Here are some tips for parents who are dealing with, or want to avoid, this classic syndrome that can affect children.

Don’t think of it as cute behavior.
Parents easily fall into this trap. When a child is young and they throw a temper tantrum over a toy in the store, we see it as a phase and call it cute. Most parents indulge the child so they won’t die of embarrassment. This is a no-no!

Children learn quickly.
A child that discovers they can get what they want by acting out will do it again and again. “The monster” is born. Setting them on this course makes it harder to break the habit as they age.

Give them an allowance.
Children naturally think that our money is also their money, and to a certain extent they are right. We provide for their well-being by purchasing food and clothing. We pay the mortgage so that they have a roof over their heads. But this doesn’t entitle them to act like we are a genie in a bottle.

An allowance gives kids something they never had before: their own money. A child that understands money will be fascinated. As the money grows from week to week, share with them how saving money allows them to afford toys that they buy themselves.

Watch your spending habits.
Children mimic what they see. If their parents buy everything that they want, the child will likely want to do the same. Include your children in the family budget. Convene a family meeting once a month to discuss the financial picture.

Explaining how saving works in their favor gives kids a head start in the money game. Explaining to kids that parents also have to save for things they want and for family vacations, gives them a better understanding of family finances. Money really doesn’t grow on trees.

Teach a life lesson.
Kids will want things. They learn how to share and not be greedy from you. Teach them the lesson of “less expensive” early on in their lives. When their allowance is small, take your kids to the dollar store for their money-spending excursions.

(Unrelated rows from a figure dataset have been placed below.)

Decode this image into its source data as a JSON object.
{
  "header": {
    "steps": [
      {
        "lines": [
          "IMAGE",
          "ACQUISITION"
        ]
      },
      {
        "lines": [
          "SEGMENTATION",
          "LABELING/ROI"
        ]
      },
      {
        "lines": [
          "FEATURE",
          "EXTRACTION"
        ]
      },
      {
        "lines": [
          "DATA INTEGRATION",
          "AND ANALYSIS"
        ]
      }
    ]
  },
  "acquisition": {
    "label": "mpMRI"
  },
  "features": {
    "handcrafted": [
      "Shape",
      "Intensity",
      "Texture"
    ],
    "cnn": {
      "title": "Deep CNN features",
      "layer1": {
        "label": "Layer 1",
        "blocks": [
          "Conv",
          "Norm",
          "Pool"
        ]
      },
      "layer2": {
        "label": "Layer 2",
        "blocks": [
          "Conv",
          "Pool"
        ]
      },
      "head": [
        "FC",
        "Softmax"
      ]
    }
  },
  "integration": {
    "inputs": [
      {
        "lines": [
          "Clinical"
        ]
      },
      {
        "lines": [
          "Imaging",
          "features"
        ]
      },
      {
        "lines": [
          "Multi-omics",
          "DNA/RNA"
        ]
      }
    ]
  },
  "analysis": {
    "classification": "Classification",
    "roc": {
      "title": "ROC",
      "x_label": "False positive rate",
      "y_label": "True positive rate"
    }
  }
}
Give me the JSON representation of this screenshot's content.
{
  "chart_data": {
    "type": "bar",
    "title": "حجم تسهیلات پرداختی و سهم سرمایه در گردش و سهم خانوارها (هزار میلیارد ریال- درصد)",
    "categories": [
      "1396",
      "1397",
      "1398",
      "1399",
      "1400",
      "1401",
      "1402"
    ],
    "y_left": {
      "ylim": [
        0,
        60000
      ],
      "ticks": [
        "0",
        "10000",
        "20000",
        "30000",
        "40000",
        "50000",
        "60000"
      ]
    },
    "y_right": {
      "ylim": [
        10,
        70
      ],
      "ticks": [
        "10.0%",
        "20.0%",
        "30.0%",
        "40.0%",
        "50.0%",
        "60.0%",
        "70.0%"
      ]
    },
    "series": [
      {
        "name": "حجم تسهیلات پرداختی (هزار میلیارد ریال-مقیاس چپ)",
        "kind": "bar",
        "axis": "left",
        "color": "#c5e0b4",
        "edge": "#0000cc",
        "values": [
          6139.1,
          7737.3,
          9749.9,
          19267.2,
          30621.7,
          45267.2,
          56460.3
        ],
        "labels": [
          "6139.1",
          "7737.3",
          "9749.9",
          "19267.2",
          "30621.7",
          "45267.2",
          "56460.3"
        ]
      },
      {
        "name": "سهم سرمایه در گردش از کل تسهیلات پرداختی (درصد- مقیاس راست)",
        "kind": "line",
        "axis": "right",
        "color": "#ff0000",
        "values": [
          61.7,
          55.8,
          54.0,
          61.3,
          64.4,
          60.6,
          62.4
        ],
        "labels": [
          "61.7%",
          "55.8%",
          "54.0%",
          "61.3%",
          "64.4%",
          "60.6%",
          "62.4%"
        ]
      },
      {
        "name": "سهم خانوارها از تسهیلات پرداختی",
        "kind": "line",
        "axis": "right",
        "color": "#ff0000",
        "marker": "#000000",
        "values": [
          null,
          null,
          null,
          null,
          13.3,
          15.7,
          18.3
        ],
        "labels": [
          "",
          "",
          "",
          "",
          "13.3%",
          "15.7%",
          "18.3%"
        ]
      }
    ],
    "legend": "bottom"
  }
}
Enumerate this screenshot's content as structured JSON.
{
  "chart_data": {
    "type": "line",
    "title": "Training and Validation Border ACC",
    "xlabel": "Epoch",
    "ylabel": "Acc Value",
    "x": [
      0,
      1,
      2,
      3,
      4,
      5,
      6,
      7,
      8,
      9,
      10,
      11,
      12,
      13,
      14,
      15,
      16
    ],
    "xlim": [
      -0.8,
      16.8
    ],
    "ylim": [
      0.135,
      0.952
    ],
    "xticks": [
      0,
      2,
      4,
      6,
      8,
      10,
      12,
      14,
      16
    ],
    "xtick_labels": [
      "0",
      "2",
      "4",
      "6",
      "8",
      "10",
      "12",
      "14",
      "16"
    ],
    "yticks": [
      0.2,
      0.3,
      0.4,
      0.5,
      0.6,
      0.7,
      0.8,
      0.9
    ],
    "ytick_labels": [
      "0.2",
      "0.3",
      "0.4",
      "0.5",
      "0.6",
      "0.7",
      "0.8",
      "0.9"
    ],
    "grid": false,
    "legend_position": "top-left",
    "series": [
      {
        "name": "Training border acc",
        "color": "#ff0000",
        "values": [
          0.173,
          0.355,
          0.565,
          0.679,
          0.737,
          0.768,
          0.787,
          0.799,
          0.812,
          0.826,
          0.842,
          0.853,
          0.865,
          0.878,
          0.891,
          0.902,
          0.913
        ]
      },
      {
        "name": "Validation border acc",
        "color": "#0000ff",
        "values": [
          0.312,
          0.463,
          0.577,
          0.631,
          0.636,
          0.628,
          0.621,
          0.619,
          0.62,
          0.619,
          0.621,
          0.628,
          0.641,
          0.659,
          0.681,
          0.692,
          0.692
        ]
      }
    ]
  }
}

Television commercials prompt kids to ask about the latest doll or a monster truck. Don’t blow them off by saying,”We will see about it later.” Kids will take that as an affirmative answer. Instead, offer the idea of putting that toy on their Christmas or birthday wish list. Even better, encourage them to save and buy it with their own money.

Kids are a blank slate. They believe that they are entitled to whatever they see and want.

You can change this behavior through the tips above.